Gay men were encouraged to always use extra-thick condoms for anal sex, but research published by City University in 2001 found any thickness of ‘Kitemarked’ condom was appropriate. The report said: “The fact that gay men can safely use any type of condom means condoms for gay sex are easy to get hold of practically anywhere.” Low-price condoms and lubes are available at www.freedoms-shop.com.

Hep C deaths double
Deaths from hepatitis C have doubled in less than a decade, according to the Health Protection Agency. Those requiring hospital treatment and transplants have tripled. The Hepatitis C Trust believes that, unless diagnosis and treatment are improved, 200,000 will die in the next 20 to 30 years.

Kensington & Chelsea to cut HIV support
Faced with a £2 million overspend, the London borough of Kensington & Chelsea is to disband its HIV health team, responsible for HIV social services support. It’s to be absorbed into a wider disability team. It’s feared the process will see ‘care packages’ for people with HIV cut by half.

Plans for compulsory testing plans dropped
A petition to the Scottish Executive from the Scottish Police Federation demanding mandatory testing for all blood borne viruses, including HIV, has now been rejected. Instead, current guidance will be updated and education, training and support for police officers will be improved.

HIV spreads to UK regions
New HIV diagnoses in the UK in 2004 rose from 7,219 to 7,275, figures from the Health Protection Agency reveal.
The official total of people living with HIV in the UK now stands at 58,300. The majority of these new cases occurred in heterosexual men and women and of these, around 73 per cent acquired the virus in Africa. Geographical distribution of HIV is also changing, with regions outside London now seeing diagnoses at three or four times the levels of 2000. The HPA confirmed that a third of those with the virus remain undiagnosed and are, therefore, a greater potential risk to others. Voluntary HIV testing has continued to rise and antenatal testing has cut mother-to-baby transmissions from 90 per cent to one or two per cent. Deborah Jack of National Aids Trust said: “Ending the stigma around HIV is one of the most effective ways we can increase the public
willingness to test.”

Law Lords refuse to consider Dica case
Law Lords have refused to consider a further appeal in the Mohammed Dica case to examine the public health implications of his conviction. Dica, of Croydon, was jailed for four-and-a-half years in 2005 for recklessly transmitting HIV under the 1861 Offences Against the Person Act.

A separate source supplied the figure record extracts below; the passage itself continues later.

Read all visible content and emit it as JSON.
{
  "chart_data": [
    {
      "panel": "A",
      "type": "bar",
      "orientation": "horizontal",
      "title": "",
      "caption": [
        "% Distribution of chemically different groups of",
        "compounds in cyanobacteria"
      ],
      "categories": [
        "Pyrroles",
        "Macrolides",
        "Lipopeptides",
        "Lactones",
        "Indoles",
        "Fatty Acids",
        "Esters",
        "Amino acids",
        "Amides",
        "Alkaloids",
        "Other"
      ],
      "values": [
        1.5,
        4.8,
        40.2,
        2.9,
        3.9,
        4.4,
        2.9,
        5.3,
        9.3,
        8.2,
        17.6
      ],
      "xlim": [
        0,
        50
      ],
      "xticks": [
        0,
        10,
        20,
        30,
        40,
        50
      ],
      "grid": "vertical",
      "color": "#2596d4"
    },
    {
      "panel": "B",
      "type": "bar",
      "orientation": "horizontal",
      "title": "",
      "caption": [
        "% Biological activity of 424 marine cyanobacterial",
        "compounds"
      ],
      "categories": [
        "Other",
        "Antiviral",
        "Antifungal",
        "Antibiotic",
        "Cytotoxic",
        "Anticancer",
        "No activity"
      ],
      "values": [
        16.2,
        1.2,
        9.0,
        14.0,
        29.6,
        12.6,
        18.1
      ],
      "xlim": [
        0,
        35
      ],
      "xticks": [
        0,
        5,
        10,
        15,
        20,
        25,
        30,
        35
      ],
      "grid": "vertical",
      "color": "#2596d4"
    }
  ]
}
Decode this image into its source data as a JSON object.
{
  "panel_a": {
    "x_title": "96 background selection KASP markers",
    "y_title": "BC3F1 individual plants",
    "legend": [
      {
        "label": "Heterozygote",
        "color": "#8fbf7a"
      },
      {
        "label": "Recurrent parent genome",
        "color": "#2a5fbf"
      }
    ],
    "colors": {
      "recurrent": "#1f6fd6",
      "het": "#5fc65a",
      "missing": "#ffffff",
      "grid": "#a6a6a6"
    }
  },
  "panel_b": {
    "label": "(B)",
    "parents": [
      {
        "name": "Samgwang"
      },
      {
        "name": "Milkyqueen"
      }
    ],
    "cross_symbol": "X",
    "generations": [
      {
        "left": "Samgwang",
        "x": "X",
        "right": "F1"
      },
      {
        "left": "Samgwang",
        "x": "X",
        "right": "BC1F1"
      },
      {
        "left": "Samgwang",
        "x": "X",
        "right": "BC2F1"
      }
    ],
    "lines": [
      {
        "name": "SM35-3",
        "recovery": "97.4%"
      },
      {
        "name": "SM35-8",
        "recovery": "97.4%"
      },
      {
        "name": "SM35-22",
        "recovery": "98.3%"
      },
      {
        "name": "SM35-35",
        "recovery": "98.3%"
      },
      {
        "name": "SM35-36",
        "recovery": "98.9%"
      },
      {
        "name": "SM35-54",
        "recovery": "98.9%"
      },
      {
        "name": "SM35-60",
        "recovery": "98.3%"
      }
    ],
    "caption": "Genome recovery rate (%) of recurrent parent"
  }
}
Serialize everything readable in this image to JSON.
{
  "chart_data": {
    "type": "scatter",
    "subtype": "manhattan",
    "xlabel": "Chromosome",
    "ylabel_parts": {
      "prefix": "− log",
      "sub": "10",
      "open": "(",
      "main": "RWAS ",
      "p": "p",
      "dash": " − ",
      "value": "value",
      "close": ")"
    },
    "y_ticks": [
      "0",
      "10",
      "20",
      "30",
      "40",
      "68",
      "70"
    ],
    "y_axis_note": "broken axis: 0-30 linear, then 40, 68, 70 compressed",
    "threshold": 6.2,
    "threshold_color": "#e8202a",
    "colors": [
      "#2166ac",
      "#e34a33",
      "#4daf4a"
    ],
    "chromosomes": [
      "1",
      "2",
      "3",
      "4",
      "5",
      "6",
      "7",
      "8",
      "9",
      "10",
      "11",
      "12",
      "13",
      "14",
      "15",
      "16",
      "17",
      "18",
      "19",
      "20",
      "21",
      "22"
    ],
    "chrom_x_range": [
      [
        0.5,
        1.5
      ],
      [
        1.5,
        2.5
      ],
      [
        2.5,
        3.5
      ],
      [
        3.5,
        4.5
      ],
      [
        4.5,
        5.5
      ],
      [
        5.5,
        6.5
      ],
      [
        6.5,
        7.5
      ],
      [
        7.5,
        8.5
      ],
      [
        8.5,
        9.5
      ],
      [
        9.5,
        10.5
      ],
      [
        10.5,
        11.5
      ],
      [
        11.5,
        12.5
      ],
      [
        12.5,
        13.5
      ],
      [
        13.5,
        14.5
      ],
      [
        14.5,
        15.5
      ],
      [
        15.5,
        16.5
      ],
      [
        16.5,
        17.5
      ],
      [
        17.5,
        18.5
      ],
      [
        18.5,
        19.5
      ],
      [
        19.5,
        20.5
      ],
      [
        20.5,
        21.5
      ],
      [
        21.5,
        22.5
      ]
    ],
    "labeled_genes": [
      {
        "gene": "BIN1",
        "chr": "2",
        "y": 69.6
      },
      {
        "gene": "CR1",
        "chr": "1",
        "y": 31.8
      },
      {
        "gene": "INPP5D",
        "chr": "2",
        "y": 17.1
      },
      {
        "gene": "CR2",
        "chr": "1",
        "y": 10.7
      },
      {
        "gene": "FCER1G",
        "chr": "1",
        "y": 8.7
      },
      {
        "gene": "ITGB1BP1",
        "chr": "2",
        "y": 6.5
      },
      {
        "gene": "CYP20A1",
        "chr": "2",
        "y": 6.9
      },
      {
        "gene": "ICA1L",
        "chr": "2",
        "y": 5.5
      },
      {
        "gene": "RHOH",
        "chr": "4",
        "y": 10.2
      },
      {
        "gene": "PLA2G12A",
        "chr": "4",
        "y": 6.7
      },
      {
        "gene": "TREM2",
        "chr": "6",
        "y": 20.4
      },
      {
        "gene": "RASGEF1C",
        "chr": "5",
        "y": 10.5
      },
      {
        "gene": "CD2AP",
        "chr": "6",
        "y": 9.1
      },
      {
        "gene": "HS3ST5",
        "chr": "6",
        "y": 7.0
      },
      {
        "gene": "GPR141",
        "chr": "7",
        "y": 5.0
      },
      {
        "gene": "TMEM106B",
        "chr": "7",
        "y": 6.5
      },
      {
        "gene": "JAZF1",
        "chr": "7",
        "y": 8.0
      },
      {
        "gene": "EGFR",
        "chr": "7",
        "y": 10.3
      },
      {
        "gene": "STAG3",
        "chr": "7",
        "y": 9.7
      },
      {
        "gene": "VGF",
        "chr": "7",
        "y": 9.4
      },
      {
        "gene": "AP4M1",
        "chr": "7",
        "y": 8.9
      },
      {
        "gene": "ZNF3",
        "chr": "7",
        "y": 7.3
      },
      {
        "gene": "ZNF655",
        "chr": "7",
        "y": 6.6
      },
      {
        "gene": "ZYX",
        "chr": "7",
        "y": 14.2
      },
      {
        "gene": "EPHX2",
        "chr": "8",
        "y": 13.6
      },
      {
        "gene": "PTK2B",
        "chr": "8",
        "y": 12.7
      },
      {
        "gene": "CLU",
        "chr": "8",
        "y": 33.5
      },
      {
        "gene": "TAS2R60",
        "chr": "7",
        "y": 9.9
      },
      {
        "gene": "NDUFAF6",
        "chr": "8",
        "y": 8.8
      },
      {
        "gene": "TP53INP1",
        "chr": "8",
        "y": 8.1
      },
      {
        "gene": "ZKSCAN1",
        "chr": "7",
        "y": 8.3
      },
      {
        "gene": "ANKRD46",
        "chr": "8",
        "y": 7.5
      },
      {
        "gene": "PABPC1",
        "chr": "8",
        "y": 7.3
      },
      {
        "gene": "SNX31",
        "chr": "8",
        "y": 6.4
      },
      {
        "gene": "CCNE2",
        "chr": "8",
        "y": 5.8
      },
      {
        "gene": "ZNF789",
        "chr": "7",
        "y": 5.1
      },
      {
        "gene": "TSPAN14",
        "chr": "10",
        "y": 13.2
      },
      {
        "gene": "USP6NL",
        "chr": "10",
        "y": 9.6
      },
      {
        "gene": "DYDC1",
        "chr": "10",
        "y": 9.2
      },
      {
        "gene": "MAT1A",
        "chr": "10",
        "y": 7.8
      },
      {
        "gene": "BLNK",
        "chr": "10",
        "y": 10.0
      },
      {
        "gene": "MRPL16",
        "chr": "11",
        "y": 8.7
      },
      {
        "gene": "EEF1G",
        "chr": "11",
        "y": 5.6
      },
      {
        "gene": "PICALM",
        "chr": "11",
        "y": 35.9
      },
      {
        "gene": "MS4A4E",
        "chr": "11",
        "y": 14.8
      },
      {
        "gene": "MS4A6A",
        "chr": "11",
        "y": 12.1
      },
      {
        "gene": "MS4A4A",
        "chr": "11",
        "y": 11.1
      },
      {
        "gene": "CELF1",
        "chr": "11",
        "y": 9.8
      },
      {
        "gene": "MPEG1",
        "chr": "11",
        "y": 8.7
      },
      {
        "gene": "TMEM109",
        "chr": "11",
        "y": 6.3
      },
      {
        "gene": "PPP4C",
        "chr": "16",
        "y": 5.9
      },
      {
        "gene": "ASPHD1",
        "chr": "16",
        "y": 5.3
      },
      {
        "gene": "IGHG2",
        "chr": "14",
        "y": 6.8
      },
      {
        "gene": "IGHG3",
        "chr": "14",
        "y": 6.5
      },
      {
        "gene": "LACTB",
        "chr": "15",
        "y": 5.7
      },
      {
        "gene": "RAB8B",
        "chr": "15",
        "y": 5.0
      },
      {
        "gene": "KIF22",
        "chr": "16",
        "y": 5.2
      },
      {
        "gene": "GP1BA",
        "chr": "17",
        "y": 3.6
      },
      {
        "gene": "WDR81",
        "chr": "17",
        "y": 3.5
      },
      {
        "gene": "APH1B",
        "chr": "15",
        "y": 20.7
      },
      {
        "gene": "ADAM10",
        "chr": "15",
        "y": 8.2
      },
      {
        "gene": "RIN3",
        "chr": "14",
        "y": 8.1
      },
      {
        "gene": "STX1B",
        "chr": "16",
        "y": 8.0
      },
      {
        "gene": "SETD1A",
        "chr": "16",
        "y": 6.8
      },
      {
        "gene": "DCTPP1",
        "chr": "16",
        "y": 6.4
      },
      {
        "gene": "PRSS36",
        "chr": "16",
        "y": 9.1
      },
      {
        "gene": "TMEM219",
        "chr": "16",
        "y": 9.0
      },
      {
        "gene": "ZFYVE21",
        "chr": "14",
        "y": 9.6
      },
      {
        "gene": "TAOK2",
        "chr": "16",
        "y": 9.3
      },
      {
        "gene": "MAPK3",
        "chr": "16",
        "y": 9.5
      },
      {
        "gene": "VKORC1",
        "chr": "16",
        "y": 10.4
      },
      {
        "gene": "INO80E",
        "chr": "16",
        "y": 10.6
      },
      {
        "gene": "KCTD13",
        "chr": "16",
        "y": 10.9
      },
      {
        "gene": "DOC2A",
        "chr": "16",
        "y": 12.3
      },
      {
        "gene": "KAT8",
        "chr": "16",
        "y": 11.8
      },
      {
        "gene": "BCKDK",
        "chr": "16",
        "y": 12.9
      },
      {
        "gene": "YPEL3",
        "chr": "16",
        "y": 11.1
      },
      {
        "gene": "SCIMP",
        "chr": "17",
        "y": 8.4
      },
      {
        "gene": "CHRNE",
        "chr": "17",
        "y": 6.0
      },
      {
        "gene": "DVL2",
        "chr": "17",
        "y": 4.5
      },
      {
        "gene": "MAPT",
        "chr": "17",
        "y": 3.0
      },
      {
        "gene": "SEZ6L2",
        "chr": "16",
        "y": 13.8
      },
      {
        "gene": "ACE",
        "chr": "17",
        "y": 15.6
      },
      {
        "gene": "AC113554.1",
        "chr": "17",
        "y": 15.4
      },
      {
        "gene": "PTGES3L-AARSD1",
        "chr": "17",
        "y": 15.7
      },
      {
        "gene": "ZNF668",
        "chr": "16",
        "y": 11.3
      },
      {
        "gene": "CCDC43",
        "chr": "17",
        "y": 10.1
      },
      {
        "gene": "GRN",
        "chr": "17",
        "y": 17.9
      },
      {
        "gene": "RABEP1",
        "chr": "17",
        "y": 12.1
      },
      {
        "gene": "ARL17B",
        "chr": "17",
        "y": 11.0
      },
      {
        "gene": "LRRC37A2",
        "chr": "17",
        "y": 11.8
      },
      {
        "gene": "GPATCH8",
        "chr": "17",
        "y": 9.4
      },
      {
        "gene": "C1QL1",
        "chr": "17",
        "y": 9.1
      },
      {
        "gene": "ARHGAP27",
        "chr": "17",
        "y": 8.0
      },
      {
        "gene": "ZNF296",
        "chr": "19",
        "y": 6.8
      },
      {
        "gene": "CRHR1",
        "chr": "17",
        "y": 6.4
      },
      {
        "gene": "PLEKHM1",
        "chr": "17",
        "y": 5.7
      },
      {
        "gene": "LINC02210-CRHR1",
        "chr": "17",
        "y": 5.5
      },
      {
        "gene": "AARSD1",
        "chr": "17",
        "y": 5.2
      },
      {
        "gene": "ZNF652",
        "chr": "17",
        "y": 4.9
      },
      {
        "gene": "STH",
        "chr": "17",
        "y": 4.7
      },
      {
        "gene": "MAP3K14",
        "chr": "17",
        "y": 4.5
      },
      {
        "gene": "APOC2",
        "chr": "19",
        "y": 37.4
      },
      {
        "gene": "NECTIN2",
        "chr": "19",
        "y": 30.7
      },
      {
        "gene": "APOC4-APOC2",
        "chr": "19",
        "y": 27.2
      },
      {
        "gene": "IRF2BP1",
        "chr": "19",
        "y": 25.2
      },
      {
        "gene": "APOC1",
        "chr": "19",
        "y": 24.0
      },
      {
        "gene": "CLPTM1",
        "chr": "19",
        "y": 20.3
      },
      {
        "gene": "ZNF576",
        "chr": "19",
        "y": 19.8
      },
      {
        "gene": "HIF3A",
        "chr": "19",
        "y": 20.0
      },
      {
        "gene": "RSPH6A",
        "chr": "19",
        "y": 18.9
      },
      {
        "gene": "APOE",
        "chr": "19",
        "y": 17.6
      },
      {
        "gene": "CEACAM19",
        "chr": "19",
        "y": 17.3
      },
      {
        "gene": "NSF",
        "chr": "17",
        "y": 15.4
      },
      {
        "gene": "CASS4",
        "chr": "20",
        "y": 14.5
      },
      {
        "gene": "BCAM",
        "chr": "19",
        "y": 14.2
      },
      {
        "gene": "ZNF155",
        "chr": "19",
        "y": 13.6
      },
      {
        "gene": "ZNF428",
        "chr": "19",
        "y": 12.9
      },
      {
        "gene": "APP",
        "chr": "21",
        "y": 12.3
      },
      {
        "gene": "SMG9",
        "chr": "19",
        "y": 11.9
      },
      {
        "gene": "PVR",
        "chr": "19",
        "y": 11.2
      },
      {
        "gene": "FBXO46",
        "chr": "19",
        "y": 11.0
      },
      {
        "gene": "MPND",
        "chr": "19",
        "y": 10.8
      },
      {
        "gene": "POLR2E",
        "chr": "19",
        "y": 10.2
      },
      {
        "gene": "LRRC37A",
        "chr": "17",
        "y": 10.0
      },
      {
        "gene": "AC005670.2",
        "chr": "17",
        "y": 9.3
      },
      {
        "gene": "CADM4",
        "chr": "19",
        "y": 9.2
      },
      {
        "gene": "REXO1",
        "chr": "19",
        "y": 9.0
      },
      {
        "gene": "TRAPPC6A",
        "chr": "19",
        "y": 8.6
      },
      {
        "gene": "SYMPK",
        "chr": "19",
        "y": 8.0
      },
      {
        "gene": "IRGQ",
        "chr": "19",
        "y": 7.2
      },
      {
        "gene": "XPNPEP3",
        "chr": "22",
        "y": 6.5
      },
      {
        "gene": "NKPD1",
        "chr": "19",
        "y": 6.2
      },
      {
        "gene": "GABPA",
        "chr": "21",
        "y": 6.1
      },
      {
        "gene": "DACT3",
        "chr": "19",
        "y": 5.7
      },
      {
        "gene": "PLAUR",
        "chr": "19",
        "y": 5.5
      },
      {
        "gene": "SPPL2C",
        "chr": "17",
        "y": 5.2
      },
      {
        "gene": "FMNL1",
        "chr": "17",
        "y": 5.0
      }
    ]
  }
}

Chicago Gay Games under threat from poz-friendly rival
Gay Games organisers are hoping to win federal ‘designated event status’ to avoid US entry rules that exclude non-US citizens with HIV or Aids from entering the country. However, athletes are unhappy because even if they are granted a waiver, it may be recorded on their passport and could result in exclusion elsewhere.
Meanwhile, activists are organising the Out Games in Montreal, Canada, which runs 29 July to 5 August, just
before Toronto’s World Aids Conference, which will allow HIV positive athletes to take part. www.montreal2006.org

Libya lifts death sentences in kids with HIV case
The death sentences passed on six foreign health workers were lifted by Libya’s Supreme Court on Christmas Day. The court has ordered the retrial of five Bulgarian nurses and a Palestinian doctor accused of deliberately infecting 426 children with HIV at a Bengazi hospital. The defendants maintain that their confessions were obtained by torture and said infection control and sanitary controls at the hospital were poor.

Peru HIV conference cancelled
With less than 25 per cent of the necessary funds raised, organisers of the Living/Vivir 2006 Conference planned to be held in Lima, Peru, this March have cancelled the event. Organisers, the Global Network of People Living With HIV/Aids (GNP+), decided to cancel the biannual conference this year because of a lack of funding from pharmaceutical companies and a lack of interest from international Aids funding organisations. The conference aimed to highlight the role of home-based and community care in responding to HIV/Aids.